Who'd expect less from Joe Stork, who seems to have once said that the Munich Massacre was good for Palestinian morale.
Posted by: Ian | August 18, 2009 at 06:21 PM
Apologetics aside, and there are no shortage on either side, dead babies and the undenied presence of an armed and active military force operating in a civilian environment are the stuff of what makes war 'hell'.
Posted by: popsiq | August 23, 2009 at 08:19 AM
This is absolute nonsense...
1)The IDF should be responsibility to protect the lives of civilians first and foremost. I'm sick to death of listening how they kill a dozen children because maybe there was a armed millitant in the area. Would the IDF kill all the passengers of a hijacked Isaeli aircraft in order to get to the hijackers?
2)The IDF attacked a civilian city with rockets, mortars, phosphorous and possibly depleted uranium. They killed 1400 people in retribution for 8 Israeli deaths in 5 years of homemade rocket attacks (which were largely provoked by Isreal's seige over Gaza in the first place). Clearly this disproportionate killing illustrats a wanton disregard of the IDF for civilian life.

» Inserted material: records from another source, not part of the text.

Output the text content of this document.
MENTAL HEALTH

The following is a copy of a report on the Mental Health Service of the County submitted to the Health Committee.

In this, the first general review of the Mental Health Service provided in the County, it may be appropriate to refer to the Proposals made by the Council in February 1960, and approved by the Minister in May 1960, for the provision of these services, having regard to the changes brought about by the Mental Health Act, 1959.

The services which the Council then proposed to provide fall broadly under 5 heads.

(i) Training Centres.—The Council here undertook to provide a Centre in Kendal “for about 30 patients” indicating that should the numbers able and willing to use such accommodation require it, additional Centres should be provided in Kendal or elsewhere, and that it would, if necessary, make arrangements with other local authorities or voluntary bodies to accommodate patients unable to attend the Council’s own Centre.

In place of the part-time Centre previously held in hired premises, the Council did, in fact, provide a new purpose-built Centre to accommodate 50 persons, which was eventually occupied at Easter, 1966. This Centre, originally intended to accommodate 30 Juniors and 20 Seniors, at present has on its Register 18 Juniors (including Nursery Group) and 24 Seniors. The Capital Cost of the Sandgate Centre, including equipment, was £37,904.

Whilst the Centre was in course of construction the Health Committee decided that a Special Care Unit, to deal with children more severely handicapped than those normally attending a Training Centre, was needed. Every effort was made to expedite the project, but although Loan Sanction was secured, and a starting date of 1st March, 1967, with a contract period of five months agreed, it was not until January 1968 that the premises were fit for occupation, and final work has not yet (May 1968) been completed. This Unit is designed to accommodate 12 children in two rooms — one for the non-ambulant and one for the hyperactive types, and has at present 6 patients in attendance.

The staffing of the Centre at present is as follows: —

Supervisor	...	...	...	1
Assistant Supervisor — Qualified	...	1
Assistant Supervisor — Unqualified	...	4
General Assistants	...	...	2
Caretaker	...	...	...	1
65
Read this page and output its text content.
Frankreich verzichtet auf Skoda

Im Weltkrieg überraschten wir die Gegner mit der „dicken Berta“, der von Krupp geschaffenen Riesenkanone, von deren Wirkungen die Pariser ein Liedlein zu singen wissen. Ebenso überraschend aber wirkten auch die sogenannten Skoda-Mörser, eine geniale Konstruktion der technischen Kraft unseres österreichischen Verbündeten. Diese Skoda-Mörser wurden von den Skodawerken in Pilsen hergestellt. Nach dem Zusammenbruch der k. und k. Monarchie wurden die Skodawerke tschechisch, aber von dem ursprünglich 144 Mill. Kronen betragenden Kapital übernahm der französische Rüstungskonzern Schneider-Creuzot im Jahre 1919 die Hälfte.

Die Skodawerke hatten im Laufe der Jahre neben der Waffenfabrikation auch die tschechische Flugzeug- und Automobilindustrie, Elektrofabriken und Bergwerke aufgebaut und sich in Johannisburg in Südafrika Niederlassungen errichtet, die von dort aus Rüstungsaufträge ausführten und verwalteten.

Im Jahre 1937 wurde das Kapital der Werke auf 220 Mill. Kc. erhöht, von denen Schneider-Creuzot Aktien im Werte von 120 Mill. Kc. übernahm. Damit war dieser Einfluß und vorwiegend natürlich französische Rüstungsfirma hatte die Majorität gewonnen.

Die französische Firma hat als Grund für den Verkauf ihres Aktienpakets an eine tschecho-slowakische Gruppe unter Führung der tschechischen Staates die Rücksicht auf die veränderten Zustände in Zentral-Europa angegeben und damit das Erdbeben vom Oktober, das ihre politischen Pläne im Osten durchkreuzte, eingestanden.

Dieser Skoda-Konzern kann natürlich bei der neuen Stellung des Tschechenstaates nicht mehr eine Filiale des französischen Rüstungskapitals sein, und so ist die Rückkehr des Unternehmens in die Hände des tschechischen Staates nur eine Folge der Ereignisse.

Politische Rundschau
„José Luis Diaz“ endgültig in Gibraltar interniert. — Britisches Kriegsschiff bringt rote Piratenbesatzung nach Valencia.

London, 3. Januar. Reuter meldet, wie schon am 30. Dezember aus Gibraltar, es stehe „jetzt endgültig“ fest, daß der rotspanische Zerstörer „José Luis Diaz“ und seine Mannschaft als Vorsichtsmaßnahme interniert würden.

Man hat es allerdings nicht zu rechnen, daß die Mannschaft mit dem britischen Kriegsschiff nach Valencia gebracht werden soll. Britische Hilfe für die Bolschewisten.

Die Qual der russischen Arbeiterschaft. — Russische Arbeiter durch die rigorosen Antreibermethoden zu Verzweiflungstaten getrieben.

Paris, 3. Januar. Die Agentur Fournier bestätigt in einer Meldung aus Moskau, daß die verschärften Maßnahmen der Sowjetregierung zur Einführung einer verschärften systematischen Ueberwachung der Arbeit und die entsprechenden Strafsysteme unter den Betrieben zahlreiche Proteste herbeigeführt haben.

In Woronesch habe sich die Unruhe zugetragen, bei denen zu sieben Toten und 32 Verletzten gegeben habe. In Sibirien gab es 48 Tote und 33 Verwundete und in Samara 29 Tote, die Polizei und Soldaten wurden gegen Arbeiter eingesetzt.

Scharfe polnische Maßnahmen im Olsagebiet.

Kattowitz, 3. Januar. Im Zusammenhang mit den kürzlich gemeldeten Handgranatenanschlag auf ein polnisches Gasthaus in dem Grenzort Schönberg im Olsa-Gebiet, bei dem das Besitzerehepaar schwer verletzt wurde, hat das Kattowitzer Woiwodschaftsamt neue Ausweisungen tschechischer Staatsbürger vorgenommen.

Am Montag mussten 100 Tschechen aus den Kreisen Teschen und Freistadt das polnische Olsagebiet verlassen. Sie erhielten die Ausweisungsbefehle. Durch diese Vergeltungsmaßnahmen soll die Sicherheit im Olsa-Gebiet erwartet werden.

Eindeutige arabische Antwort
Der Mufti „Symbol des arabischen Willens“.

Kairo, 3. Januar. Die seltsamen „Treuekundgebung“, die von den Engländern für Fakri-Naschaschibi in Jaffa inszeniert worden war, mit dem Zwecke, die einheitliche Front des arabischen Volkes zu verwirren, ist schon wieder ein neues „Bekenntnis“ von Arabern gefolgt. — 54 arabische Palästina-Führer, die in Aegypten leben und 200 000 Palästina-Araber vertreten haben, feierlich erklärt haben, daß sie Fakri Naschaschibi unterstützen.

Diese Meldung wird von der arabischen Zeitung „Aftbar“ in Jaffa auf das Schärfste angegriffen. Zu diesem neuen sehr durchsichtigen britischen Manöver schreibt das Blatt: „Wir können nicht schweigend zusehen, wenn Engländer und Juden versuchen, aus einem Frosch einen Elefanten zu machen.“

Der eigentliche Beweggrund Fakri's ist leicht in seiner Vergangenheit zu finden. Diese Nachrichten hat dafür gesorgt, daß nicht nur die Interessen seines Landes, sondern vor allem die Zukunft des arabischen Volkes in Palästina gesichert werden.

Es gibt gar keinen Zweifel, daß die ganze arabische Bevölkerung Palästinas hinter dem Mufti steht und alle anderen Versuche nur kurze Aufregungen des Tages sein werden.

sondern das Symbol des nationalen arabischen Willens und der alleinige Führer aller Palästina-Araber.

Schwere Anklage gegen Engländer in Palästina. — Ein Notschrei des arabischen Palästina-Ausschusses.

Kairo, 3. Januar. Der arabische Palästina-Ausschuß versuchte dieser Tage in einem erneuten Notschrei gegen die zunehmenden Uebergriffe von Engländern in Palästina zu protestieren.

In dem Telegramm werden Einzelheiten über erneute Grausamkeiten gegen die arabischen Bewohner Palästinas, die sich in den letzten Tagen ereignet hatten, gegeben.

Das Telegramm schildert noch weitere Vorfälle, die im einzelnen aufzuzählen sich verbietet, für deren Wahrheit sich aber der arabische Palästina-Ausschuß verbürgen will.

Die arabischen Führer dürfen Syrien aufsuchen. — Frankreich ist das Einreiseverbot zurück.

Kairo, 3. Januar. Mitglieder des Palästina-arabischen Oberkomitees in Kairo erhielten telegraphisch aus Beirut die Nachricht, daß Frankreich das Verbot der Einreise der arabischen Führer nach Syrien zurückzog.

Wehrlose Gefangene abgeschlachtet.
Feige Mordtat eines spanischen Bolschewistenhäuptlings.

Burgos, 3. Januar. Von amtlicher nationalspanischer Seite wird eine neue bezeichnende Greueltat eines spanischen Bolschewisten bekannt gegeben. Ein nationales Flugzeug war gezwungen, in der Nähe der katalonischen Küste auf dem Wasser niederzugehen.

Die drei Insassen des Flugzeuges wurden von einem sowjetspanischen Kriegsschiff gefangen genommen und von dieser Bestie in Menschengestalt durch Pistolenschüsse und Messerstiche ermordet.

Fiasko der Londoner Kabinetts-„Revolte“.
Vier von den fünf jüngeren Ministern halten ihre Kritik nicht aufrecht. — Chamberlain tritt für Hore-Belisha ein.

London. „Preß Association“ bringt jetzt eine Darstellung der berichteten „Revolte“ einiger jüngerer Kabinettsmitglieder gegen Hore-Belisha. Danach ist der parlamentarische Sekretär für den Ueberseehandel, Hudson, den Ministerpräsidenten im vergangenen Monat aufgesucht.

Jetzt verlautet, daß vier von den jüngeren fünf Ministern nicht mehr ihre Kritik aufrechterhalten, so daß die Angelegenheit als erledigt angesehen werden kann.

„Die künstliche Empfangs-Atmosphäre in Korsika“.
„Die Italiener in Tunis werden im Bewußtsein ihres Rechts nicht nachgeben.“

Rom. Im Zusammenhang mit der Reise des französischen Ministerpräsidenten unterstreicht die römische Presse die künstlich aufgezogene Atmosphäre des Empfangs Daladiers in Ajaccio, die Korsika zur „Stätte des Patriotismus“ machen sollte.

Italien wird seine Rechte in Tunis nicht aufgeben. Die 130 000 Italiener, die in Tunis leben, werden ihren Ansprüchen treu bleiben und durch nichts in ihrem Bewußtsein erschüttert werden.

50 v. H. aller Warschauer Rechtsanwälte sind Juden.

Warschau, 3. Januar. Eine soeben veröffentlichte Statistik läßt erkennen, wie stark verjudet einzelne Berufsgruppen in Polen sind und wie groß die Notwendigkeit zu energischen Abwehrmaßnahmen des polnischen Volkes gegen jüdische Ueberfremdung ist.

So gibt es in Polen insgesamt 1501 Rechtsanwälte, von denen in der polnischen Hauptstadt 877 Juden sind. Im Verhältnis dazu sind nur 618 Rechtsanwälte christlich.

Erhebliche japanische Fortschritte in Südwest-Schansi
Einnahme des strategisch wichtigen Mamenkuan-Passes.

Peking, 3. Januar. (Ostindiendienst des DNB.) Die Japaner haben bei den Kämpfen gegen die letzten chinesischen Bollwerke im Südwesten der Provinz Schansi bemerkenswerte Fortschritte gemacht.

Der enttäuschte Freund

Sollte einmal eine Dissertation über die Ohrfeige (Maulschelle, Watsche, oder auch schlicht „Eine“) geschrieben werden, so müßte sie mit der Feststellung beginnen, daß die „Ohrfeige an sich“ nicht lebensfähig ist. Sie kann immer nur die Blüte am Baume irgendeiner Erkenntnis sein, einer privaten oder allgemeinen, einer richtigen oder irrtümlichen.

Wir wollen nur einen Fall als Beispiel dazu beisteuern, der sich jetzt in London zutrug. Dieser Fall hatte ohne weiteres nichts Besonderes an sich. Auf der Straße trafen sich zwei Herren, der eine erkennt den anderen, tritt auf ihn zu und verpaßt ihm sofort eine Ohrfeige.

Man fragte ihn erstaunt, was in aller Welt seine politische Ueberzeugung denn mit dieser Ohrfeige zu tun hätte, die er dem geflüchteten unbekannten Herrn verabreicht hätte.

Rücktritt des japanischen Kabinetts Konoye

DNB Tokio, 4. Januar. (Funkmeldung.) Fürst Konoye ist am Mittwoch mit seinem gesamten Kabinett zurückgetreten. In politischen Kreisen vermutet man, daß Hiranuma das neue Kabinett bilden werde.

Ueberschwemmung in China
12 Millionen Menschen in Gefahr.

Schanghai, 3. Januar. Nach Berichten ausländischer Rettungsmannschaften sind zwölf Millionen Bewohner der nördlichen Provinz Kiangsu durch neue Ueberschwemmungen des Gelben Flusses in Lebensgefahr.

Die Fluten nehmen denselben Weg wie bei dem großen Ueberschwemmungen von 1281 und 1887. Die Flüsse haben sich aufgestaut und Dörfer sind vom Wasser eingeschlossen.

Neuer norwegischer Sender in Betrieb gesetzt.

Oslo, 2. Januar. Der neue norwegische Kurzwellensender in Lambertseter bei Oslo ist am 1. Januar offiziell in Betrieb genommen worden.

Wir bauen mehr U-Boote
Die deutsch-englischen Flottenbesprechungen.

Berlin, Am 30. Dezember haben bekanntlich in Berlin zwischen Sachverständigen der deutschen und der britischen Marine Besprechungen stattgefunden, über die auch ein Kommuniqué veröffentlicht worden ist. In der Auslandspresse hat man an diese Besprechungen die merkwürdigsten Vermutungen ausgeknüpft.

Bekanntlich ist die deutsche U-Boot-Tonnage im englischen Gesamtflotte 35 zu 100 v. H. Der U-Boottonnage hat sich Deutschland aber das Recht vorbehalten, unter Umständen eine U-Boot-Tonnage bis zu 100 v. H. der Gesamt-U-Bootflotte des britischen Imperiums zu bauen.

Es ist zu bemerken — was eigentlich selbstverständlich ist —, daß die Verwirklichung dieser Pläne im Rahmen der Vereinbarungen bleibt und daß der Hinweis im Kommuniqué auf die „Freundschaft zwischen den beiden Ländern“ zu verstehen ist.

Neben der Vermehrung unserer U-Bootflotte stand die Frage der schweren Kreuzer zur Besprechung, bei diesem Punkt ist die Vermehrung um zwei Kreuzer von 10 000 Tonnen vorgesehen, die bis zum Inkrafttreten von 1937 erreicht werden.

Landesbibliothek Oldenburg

3) The IDF's policy of destrying infrastructure, businesses, schools, farms is consistent first and foremost with a policy of ethnic cleansing. Anyone familiar with Isreal must understand that this is the ultimate goal as Israel's Jewish majority is threatened by what they call a demographic timebomb. Over 40 years the effort has been to drive the Palestinians out of
the occupied territories by making their lives unbearable. It doesn't take much to see the strategy past the thinly disguised actions.
4) The IDF deliberately denied access to any journalists to the area and fails to cooperate in any independent investigations.
I am so sick of listening to nit picking details in individual incidents. It's like trying to hide the forest behind trees.
People apply some common sense. In the 1970 the US supported death squads in South America... in the 1980's it vehemently vetoed UN sactions against aparthide in South Africa. The US is not infallable.
Why does anyone deny that this might just be yet another tragic foreign policy nightmare that supports some of the most viscious injustices and ill treatment of civilians seen anywhere on the planet.
Of course... one would need to look past the whitewash of mainstay US media.